Florida’s win wasn’t dominant, but it was promising

0 Comments

WASHINGTON – If you simply look at the box score or read a game recap from Florida’s 67-48 win over American on Sunday afternoon, you will probably get the feeling that Florida struggled.

The Gators didn’t really take control of the game until late in the first half, heading into the break up nine. After building a 15 point lead in the second half, they allowed American to get as close as seven. And this coming from a team that was supposed to compete not only for an SEC title, but potentially a Final Four as well.

It wasn’t a dominating performance by any stretch of the imagination.

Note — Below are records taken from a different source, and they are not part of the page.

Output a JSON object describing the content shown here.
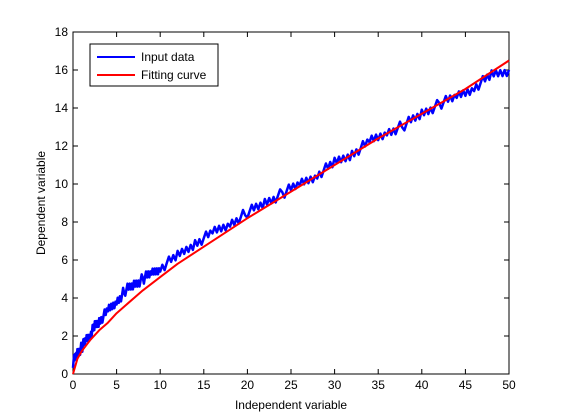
{
  "chart_data": {
    "type": "line",
    "title": "",
    "xlabel": "Independent variable",
    "ylabel": "Dependent variable",
    "xlim": [
      0,
      50
    ],
    "ylim": [
      0,
      18
    ],
    "xticks": [
      0,
      5,
      10,
      15,
      20,
      25,
      30,
      35,
      40,
      45,
      50
    ],
    "yticks": [
      0,
      2,
      4,
      6,
      8,
      10,
      12,
      14,
      16,
      18
    ],
    "grid": false,
    "legend_position": "top-left",
    "series": [
      {
        "name": "Input data",
        "color": "#0000ff",
        "x": [
          0,
          0.5,
          1,
          1.5,
          2,
          2.5,
          3,
          4,
          5,
          6,
          7,
          8,
          9,
          10,
          12,
          14,
          16,
          18,
          20,
          22,
          24,
          26,
          28,
          30,
          32,
          34,
          36,
          38,
          40,
          42,
          44,
          46,
          48,
          50
        ],
        "y": [
          0.6,
          1.1,
          1.4,
          1.8,
          2.1,
          2.5,
          2.8,
          3.3,
          3.8,
          4.4,
          4.7,
          5.0,
          5.3,
          5.6,
          6.2,
          6.9,
          7.4,
          7.9,
          8.5,
          9.0,
          9.5,
          10.0,
          10.5,
          11.1,
          11.6,
          12.2,
          12.7,
          13.1,
          13.7,
          14.2,
          14.6,
          15.1,
          15.7,
          16.0
        ]
      },
      {
        "name": "Fitting curve",
        "color": "#ff0000",
        "x": [
          0,
          0.5,
          1,
          2,
          3,
          4,
          5,
          6,
          8,
          10,
          12,
          15,
          20,
          25,
          30,
          35,
          40,
          45,
          50
        ],
        "y": [
          0.0,
          0.8,
          1.2,
          1.8,
          2.3,
          2.7,
          3.2,
          3.6,
          4.4,
          5.1,
          5.8,
          6.7,
          8.2,
          9.6,
          11.0,
          12.4,
          13.7,
          15.0,
          16.5
        ]
      }
    ]
  }
}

It was, however, a bit promising.

The knock on the Gators the past two seasons is that they rely too heavily on a back court that is terribly inefficient. Erving Walker and Kenny Boynton are both capable of being big time scorers, but neither is a pure point guard. You’re as likely to see a contested three of the dribble as you are an assist from those two. As head coach Billy Donovan said earlier in the week, “We have a bunch of guys on the floor that make nobody better.”

This season, however, you can see Billy Donovan’s club starting to make the transition to a team that is more balanced. Chandler Parsons has developed into the kind of talent that will garner attention from teams picking in the first round of this June’s NBA Draft. Vernon Macklin has shown flashes of being a reliable scoring option on the block. And between Alex Tyus, Erik Murphy, Patric Young, and Will Yeguette, Donovan has plenty of front court depth.

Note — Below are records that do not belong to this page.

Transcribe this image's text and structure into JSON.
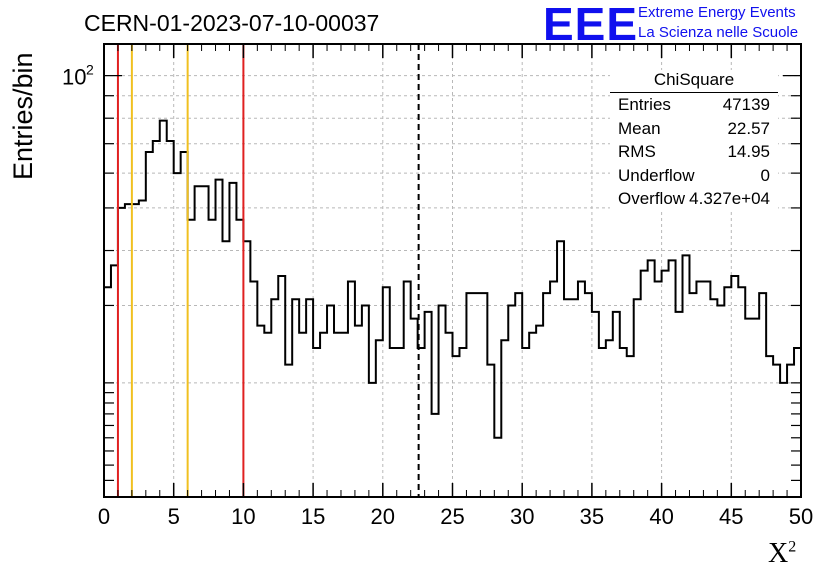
{
  "header": {
    "title": "CERN-01-2023-07-10-00037",
    "logo_text": "EEE",
    "logo_line1": "Extreme Energy Events",
    "logo_line2": "La Scienza nelle Scuole"
  },
  "stats_box": {
    "title": "ChiSquare",
    "rows": [
      {
        "label": "Entries",
        "value": "47139"
      },
      {
        "label": "Mean",
        "value": "22.57"
      },
      {
        "label": "RMS",
        "value": "14.95"
      },
      {
        "label": "Underflow",
        "value": "0"
      },
      {
        "label": "Overflow",
        "value": "4.327e+04"
      }
    ]
  },
  "chart_data": {
    "type": "histogram",
    "xlabel": "X",
    "xlabel_superscript": "2",
    "ylabel": "Entries/bin",
    "xlim": [
      0,
      50
    ],
    "ylim": [
      11,
      118
    ],
    "y_scale": "log",
    "grid": true,
    "x_ticks": [
      0,
      5,
      10,
      15,
      20,
      25,
      30,
      35,
      40,
      45,
      50
    ],
    "x_tick_labels": [
      "0",
      "5",
      "10",
      "15",
      "20",
      "25",
      "30",
      "35",
      "40",
      "45",
      "50"
    ],
    "y_ticks": [
      100
    ],
    "y_tick_labels": [
      "10^2"
    ],
    "bin_width": 0.5,
    "bin_start": 0,
    "values": [
      33,
      37,
      50,
      51,
      51,
      52,
      67,
      71,
      79,
      71,
      60,
      67,
      47,
      56,
      56,
      47,
      58,
      42,
      57,
      47,
      42,
      34,
      27,
      26,
      31,
      35,
      22,
      31,
      26,
      31,
      24,
      26,
      30,
      26,
      26,
      34,
      27,
      30,
      20,
      25,
      33,
      24,
      24,
      34,
      28,
      24,
      29,
      17,
      30,
      26,
      23,
      24,
      32,
      32,
      32,
      22,
      15,
      25,
      30,
      32,
      24,
      26,
      27,
      32,
      34,
      42,
      31,
      31,
      34,
      32,
      29,
      24,
      25,
      29,
      24,
      23,
      31,
      36,
      38,
      34,
      36,
      38,
      29,
      39,
      32,
      34,
      34,
      31,
      30,
      33,
      35,
      33,
      28,
      28,
      32,
      23,
      22,
      20,
      22,
      24
    ],
    "markers": [
      {
        "x": 1,
        "color": "#e02020",
        "style": "solid"
      },
      {
        "x": 2,
        "color": "#f0c020",
        "style": "solid"
      },
      {
        "x": 6,
        "color": "#f0c020",
        "style": "solid"
      },
      {
        "x": 10,
        "color": "#e02020",
        "style": "solid"
      },
      {
        "x": 22.57,
        "color": "#000000",
        "style": "dashed"
      }
    ]
  }
}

The key, however, lies with Boynton and Walker.

Are they willing to sacrifice shots in order to get their teammates better shots?

Today, they were.

Florida finished the game with six players taking between seven and nine shots from the floor. Four of those guys had between 12 and 16 points. Walker led the way with 16 points, but he only needed seven shots to do so. Six of those shots were threes, and each of the six threes that Walker took were good shots. They were in rhythm, they were open, and each of the four he hit were big. For example, it was Walker’s three in transition that ended American’s 9-0 run which cut a 16 point lead to 45-38.

The same could be said for Boynton. He took six threes and, with the exception of the three he took at the halftime buzzer, its difficult to label any of the shots he took as bad shots.

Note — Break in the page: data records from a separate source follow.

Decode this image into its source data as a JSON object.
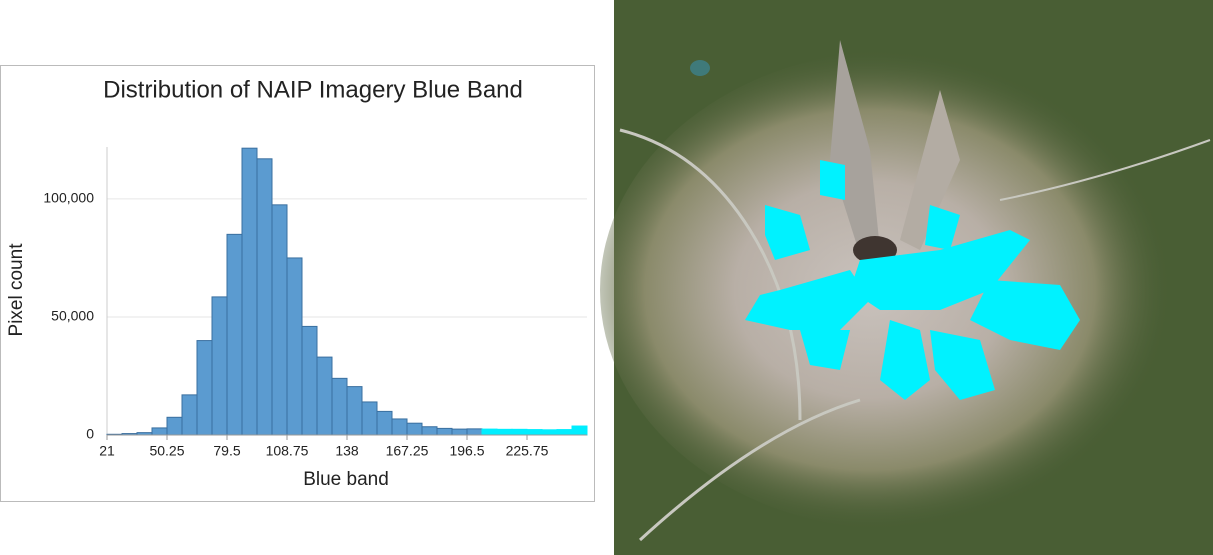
{
  "chart_data": {
    "type": "histogram",
    "title": "Distribution of NAIP Imagery Blue Band",
    "x_label": "Blue band",
    "y_label": "Pixel count",
    "bins": [
      21,
      28.3125,
      35.625,
      42.9375,
      50.25,
      57.5625,
      64.875,
      72.1875,
      79.5,
      86.8125,
      94.125,
      101.4375,
      108.75,
      116.0625,
      123.375,
      130.6875,
      138,
      145.3125,
      152.625,
      159.9375,
      167.25,
      174.5625,
      181.875,
      189.1875,
      196.5,
      203.8125,
      211.125,
      218.4375,
      225.75,
      233.0625,
      240.375,
      247.6875,
      255
    ],
    "values": [
      300,
      600,
      1000,
      3000,
      7500,
      17000,
      40000,
      58500,
      85000,
      121500,
      117000,
      97500,
      75000,
      46000,
      33000,
      24000,
      20500,
      14000,
      10000,
      6800,
      5000,
      3500,
      2800,
      2500,
      2600,
      2500,
      2400,
      2400,
      2300,
      2200,
      2300,
      3800
    ],
    "colors": [
      "#5b9bd0",
      "#5b9bd0",
      "#5b9bd0",
      "#5b9bd0",
      "#5b9bd0",
      "#5b9bd0",
      "#5b9bd0",
      "#5b9bd0",
      "#5b9bd0",
      "#5b9bd0",
      "#5b9bd0",
      "#5b9bd0",
      "#5b9bd0",
      "#5b9bd0",
      "#5b9bd0",
      "#5b9bd0",
      "#5b9bd0",
      "#5b9bd0",
      "#5b9bd0",
      "#5b9bd0",
      "#5b9bd0",
      "#5b9bd0",
      "#5b9bd0",
      "#5b9bd0",
      "#5b9bd0",
      "#00eeff",
      "#00eeff",
      "#00eeff",
      "#00eeff",
      "#00eeff",
      "#00eeff",
      "#00eeff"
    ],
    "xlim": [
      21,
      255
    ],
    "xticks": [
      21,
      50.25,
      79.5,
      108.75,
      138,
      167.25,
      196.5,
      225.75
    ],
    "ylim": [
      0,
      122000
    ],
    "yticks": [
      0,
      {
        "value": 50000,
        "label": "50,000"
      },
      {
        "value": 100000,
        "label": "100,000"
      }
    ],
    "grid": true
  }
}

He just didn’t make any of them. Boynton finished 0-9 from the floor, 0-6 from three, and didn’t score a single point. But he also notched an 0-fer in another column on the box score — turnovers — while also adding seven assists.

Boynton may have gone 0-9 from the field, but he took the kind of shots that Donovan can live with him taking. Boynton is too good to continually miss that many open looks.

The biggest issue with the Gators right now is that they seem to be a team without an identity. Is this Walker and Boynton’s team? Is Parsons, the most versatile player are arguably the best playmaker, the leader? Is this a group that relies on their deep but inconsistent front court?

The answer to that question will likely change as the season progresses.

But the one thing we do know right now is that Florida will be at their best when Walker and Boynton are playing, and making shots, within the offense.